By Lorna Dueck

Church, mosque, synagogue and temple were inspiring places to be on the weekend for the millions of Canadians who attended, but you’d never know it by what’s being told in the media lately. A spin cycle is under way on faith that, if continued to let ride, robs us of Charter rights and intrinsic values that have made our country great.

Politics — first with an election in Quebec, then in Ontario — has been pimping off the edges of religion, using it as a wedge issue to divide voters.

The result seems to be a populist opinion that no religion in public is the preferred route. Just how high can you run up the faith flag in this country without getting shot at?

Elections and public hearings aside, I think Bus Stop Bible Studies are a good case study. These advertisements ask things such as “Weary of life?” or “Finding joy?” and then prompt readers into a matching Bible verse that’s printed and sponsored by churches in the ad banners of public transit.

British Columbia banned this religious expression before it even got a trial run, but bus riders in Toronto have been exposed to it. Nearby Mississauga has forbidden Bible ads to ensure the city remains a “neutral and inclusive environment,” while Ottawa has approved it. And so the issue Ping-Pongs across the country – yes in Alberta, Nova Scotia and Newfoundland, no in Kingston and Oakville, Ont.

Clearly, we are confused over what place, if any, religion can have on a bus ride.

The character of God is to be in communication with the human race, so Canada is likely to face this dilemma about faith in public for some time yet. Preparing for the “reasonable accommodation” hearings in Quebec, Glen Smith of McGill University put it this way:

“You can’t legislate these things – these things come about by people who live them out in dialogue which says the common good has to be built on a horizon that is not just about the here and now. The human person is not just created to use a credit card, to stop at stoplights and to treat the other person just like they’re a post. There are things that are a part of human life that go beyond the here and now.

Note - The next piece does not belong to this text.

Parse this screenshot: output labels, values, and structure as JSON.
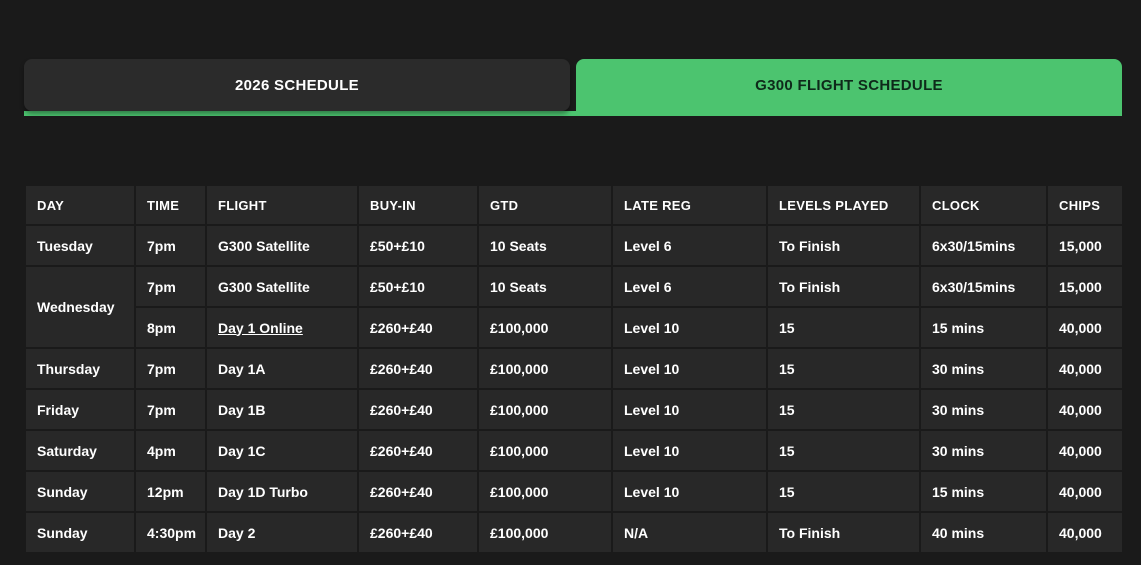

This is the transcendence which is so important to life.”

There’s not much empirical research to back up that gut feeling, but sociologist Reg Bibby recently surveyed 1,600 Canadians on 12 values that make for good people and found that believers in God were more inclined to hold values such as honesty, kindness, patience and generosity than those who ignore God. “To the extent that Canadians say goodbye to God, we may find that we pay a significant social price,” he said in his University of Lethbridge Project Canada report.

Interesting that of all the exposures to transcendence that have come via Toronto’s placement of Bus Stop Bible Studies, there have been only five complaints.

The comment that mattered most to Marketing Magazine in its analysis of why the ads should not be banned came from a woman who wrote a letter to the Toronto Transit Commission: “If I had not seen that advertisement, I probably would have jumped off the subway platform; that’s how depressed I was about life. … Please keep them coming.”

That’s why the hunger for God can never be pushed into private or one size fits all, and it’s also why we have always cared enough to allow society a chance to be publicly exposed to transcendence.

It’s a Charter right that, for the mystery of our lives, deserves all the protection we can give it.

Lorna Dueck is executive producer, Listen Up TV

© The Globe and Mail, Oct. 30, 2007. Reprinted with permission.